Maria Zakharova, Russia's foreign ministry spokeswoman, said the remark by Israeli Heritage Minister Amihay Ben-Eliyahu "raised a huge number of questions" and that international nuclear inspectors should be sent to Israel to investigate.
In Lebanon, another three members of Lebanese Hezbollah were killed amid escalating clashes between the group and the Israeli military.
Hezbollah released three separate statements on Monday announcing the death of members killed in clashes with Israel, bringing the total killed since the outbreak of war to 63.
Egypt says removing Hamas 'unrealistic'
Meanwhile, Middle East Eye reported on Monday that Egypt is telling the US that Israel’s stated goal to remove Hamas from governing the Gaza Strip is "unrealistic".
Sources familiar with the matter said that the warnings are communicated regularly by Egyptian officials, who are pushing back against US suggestions that Egypt take on a potential future security role in the besieged enclave, and Israeli calls to accept a forced displacement of Palestinians into Sinai.
"The war, and Israel's more aggressive actions and statements, have made Egypt … and most Arab countries rethink their policies toward Israel," Ayman Zaineldine, a former senior Egyptian diplomat, told Middle East Eye.

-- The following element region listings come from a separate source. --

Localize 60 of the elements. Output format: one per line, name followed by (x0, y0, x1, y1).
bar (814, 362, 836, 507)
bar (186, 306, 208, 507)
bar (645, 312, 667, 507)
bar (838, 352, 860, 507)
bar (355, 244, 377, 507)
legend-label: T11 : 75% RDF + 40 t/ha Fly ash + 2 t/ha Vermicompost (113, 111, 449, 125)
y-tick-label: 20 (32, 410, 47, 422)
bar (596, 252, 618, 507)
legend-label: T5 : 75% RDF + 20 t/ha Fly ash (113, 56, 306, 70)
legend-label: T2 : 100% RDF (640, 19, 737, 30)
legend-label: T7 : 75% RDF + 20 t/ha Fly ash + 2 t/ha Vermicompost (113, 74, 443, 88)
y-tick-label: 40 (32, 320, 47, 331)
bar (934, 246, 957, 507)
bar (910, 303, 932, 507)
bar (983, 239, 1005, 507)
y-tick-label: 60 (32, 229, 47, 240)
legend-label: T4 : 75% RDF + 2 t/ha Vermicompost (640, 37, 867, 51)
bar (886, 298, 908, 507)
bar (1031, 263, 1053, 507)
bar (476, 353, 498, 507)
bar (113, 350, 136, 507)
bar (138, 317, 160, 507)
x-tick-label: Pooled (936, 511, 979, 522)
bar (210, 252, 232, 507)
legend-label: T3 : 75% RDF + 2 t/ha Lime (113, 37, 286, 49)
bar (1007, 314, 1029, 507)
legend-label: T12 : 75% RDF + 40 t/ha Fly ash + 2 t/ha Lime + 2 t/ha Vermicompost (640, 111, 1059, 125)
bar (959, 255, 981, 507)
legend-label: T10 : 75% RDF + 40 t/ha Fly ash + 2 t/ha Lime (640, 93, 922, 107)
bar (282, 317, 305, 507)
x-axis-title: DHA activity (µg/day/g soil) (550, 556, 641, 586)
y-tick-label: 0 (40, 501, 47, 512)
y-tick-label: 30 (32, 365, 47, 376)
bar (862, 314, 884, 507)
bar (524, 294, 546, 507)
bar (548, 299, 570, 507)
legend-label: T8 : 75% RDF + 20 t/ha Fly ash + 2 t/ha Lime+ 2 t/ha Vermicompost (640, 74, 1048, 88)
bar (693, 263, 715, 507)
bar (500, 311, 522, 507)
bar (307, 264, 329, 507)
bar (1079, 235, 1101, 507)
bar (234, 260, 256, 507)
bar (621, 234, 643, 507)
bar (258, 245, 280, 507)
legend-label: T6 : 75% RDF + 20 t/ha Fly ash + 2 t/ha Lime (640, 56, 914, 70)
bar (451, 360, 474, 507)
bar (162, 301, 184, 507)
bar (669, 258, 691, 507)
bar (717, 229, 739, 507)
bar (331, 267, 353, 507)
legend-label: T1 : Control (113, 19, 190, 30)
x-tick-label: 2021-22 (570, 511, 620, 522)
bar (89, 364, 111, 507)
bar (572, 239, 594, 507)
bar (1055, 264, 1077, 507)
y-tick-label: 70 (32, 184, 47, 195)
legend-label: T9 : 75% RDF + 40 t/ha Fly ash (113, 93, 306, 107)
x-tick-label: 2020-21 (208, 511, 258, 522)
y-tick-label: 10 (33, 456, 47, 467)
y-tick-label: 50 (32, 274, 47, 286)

Egypt has rejected a plan, as previously reported by MEE, whereby it would manage security of the Gaza Strip until the Palestinian Authority could take over - if and when Hamas is defeated.
“I have no doubt Egypt will not allow Israel to outsource security of the Gaza Strip … That would make Egypt complicit in Israel’s illegal occupation," added Zaineldine, who reiterated the plan would pose a "direct threat" to Egypt’s national security.